Die digitale Wunschausstattung – Motivationsfaktor für junge Arbeitnehmer

Interessant ist Bernals Sicht auf die professionelle Verwendung von Geräten, die den Mitarbeitern selbst gehören. Hier kommen wieder die Themen Generation Y und Motivation ins Spiel – der Experte rät, solche Geräte im Unternehmen zuzulassen, was sich vor allem junge Mitarbeiter wünschen. Viele der „Digital Natives“ haben schon früh klare Präferenzen für bestimmte Geräte, Marken und Betriebssysteme entwickelt und möchten diese auch an ihren Arbeitsplätzen nutzen. Bei Citrix gibt es deshalb sogar die Möglichkeit, auf die Firmenausstattung völlig zu verzichten, die Mitarbeiter bekommen dann stattdessen ein Budget, um ihre Wunschgeräte zu erwerben.

Bernals Fazit: Die Mobilisierung der Arbeit und damit die Kollaboration auf virtuellen Plattformen in der Cloud ist nicht mehr aufzuhalten. Theoretisch ist es heute möglich, selbst Smartphones als komplette virtuelle Arbeitsplätze auszustatten – dass sich dieser Ansatz massenweise durchsetzt, ist allerdings schon wegen der geringen Displaygrösse der Geräte nicht wahrscheinlich. Anders sieht es bei Tablets aus, die in bestimmten Bereichen einen herkömmlichen PC durchaus ersetzen können und zum Teil bereits ersetzen.
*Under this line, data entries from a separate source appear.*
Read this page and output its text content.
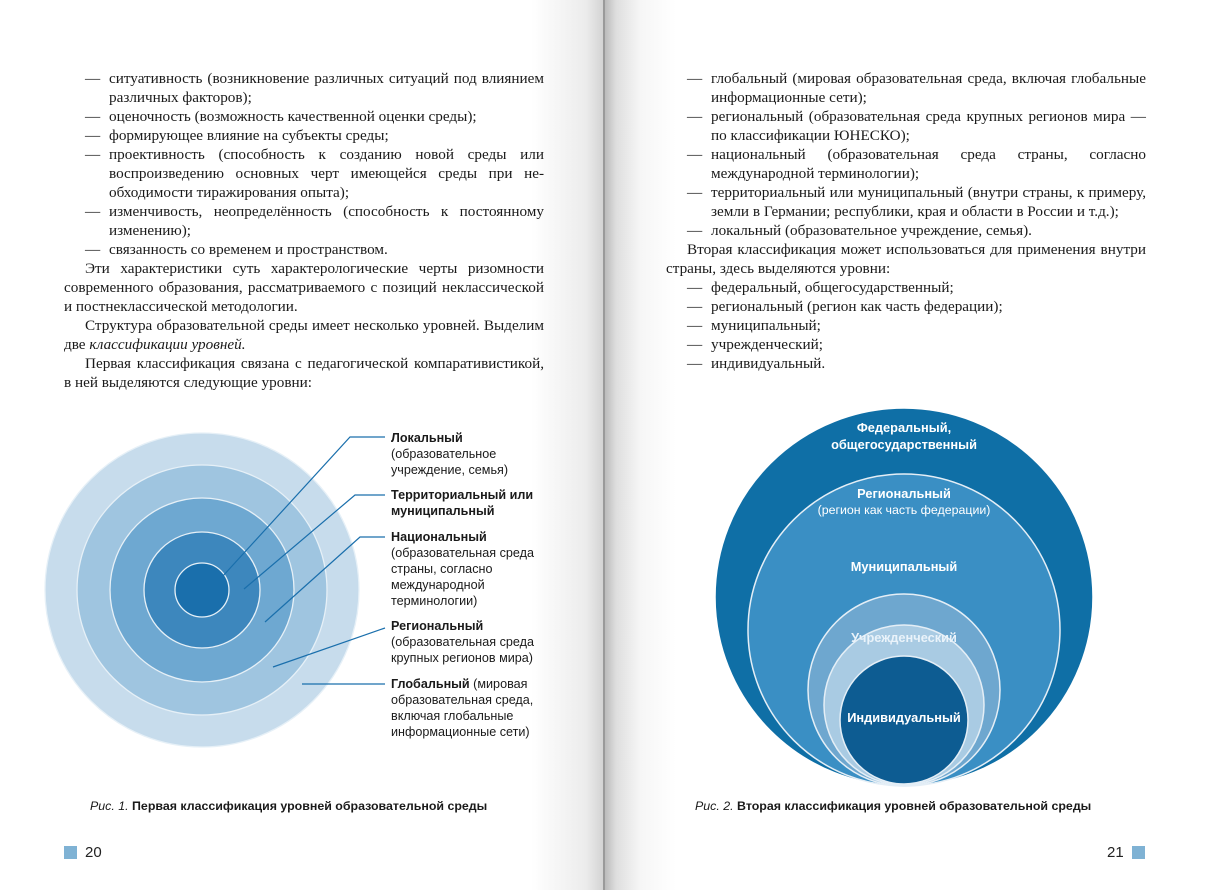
— ситуативность (возникновение различных ситуаций под влиянием различных факторов);
— оценочность (возможность качественной оценки среды);
— формирующее влияние на субъекты среды;
— проективность (способность к созданию новой среды или воспроизведению основных черт имеющейся среды при необходимости тиражирования опыта);
— изменчивость, неопределённость (способность к постоянному изменению);
— связанность со временем и пространством.

Эти характеристики суть характерологические черты ризомности современного образования, рассматриваемого с позиций неклассической и постнеклассической методологии.

Структура образовательной среды имеет несколько уровней. Выделим две классификации уровней.

Первая классификация связана с педагогической компаративистикой, в ней выделяются следующие уровни:

Локальный
(образовательное учреждение, семья)
Территориальный или муниципальный
Национальный
(образовательная среда страны, согласно международной терминологии)
Региональный
(образовательная среда крупных регионов мира)
Глобальный (мировая образовательная среда, включая глобальные информационные сети)
Рис. 1. Первая классификация уровней образовательной среды
20
— глобальный (мировая образовательная среда, включая глобальные информационные сети);
— региональный (образовательная среда крупных регионов мира — по классификации ЮНЕСКО);
— национальный (образовательная среда страны, согласно международной терминологии);
— территориальный или муниципальный (внутри страны, к примеру, земли в Германии; республики, края и области в России и т.д.);
— локальный (образовательное учреждение, семья).

Вторая классификация может использоваться для применения внутри страны, здесь выделяются уровни:

— федеральный, общегосударственный;
— региональный (регион как часть федерации);
— муниципальный;
— учрежденческий;
— индивидуальный.
Федеральный,
общегосударственный
Региональный
(регион как часть федерации)
Муниципальный
Учрежденческий
Индивидуальный
Рис. 2. Вторая классификация уровней образовательной среды
21
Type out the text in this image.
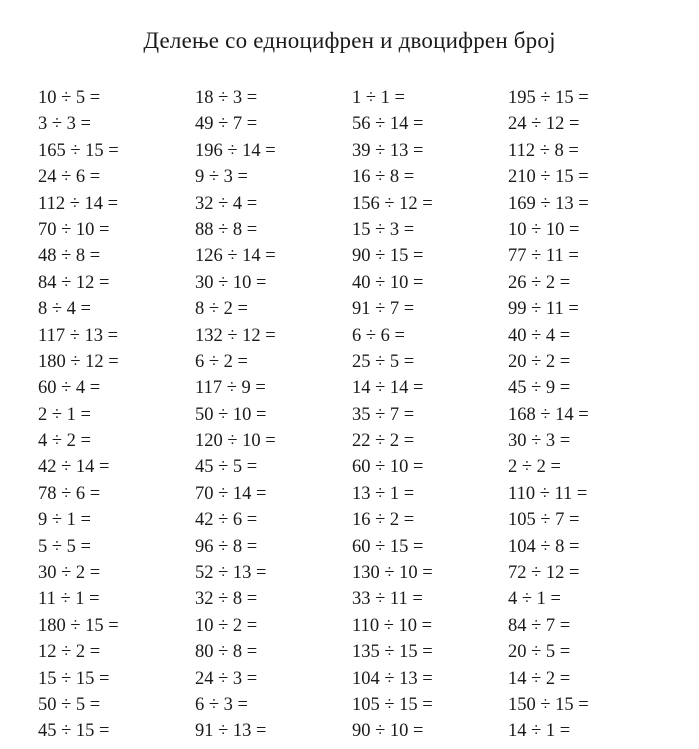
Делење со едноцифрен и двоцифрен број
10 ÷ 5 =
3 ÷ 3 =
165 ÷ 15 =
24 ÷ 6 =
112 ÷ 14 =
70 ÷ 10 =
48 ÷ 8 =
84 ÷ 12 =
8 ÷ 4 =
117 ÷ 13 =
180 ÷ 12 =
60 ÷ 4 =
2 ÷ 1 =
4 ÷ 2 =
42 ÷ 14 =
78 ÷ 6 =
9 ÷ 1 =
5 ÷ 5 =
30 ÷ 2 =
11 ÷ 1 =
180 ÷ 15 =
12 ÷ 2 =
15 ÷ 15 =
50 ÷ 5 =
45 ÷ 15 =
18 ÷ 3 =
49 ÷ 7 =
196 ÷ 14 =
9 ÷ 3 =
32 ÷ 4 =
88 ÷ 8 =
126 ÷ 14 =
30 ÷ 10 =
8 ÷ 2 =
132 ÷ 12 =
6 ÷ 2 =
117 ÷ 9 =
50 ÷ 10 =
120 ÷ 10 =
45 ÷ 5 =
70 ÷ 14 =
42 ÷ 6 =
96 ÷ 8 =
52 ÷ 13 =
32 ÷ 8 =
10 ÷ 2 =
80 ÷ 8 =
24 ÷ 3 =
6 ÷ 3 =
91 ÷ 13 =
1 ÷ 1 =
56 ÷ 14 =
39 ÷ 13 =
16 ÷ 8 =
156 ÷ 12 =
15 ÷ 3 =
90 ÷ 15 =
40 ÷ 10 =
91 ÷ 7 =
6 ÷ 6 =
25 ÷ 5 =
14 ÷ 14 =
35 ÷ 7 =
22 ÷ 2 =
60 ÷ 10 =
13 ÷ 1 =
16 ÷ 2 =
60 ÷ 15 =
130 ÷ 10 =
33 ÷ 11 =
110 ÷ 10 =
135 ÷ 15 =
104 ÷ 13 =
105 ÷ 15 =
90 ÷ 10 =
195 ÷ 15 =
24 ÷ 12 =
112 ÷ 8 =
210 ÷ 15 =
169 ÷ 13 =
10 ÷ 10 =
77 ÷ 11 =
26 ÷ 2 =
99 ÷ 11 =
40 ÷ 4 =
20 ÷ 2 =
45 ÷ 9 =
168 ÷ 14 =
30 ÷ 3 =
2 ÷ 2 =
110 ÷ 11 =
105 ÷ 7 =
104 ÷ 8 =
72 ÷ 12 =
4 ÷ 1 =
84 ÷ 7 =
20 ÷ 5 =
14 ÷ 2 =
150 ÷ 15 =
14 ÷ 1 =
Unser Eindruck ist allerdings, dass Schweizer Unternehmen den Trend zur virtuellen Arbeit zwar erkennen, komplexe Lösungen dafür jedoch bisher nur in Ausnahmefällen in Erwägung ziehen. Fraglos akzeptiert ist mobile Arbeit immer dann, wenn sich die Notwendigkeit dazu aus der Arbeitssituation – etwa auf Reisen oder im Aussendienst – ergibt. Ansonsten ist in den Firmen bisher die herkömmliche Präsenzkultur die Regel.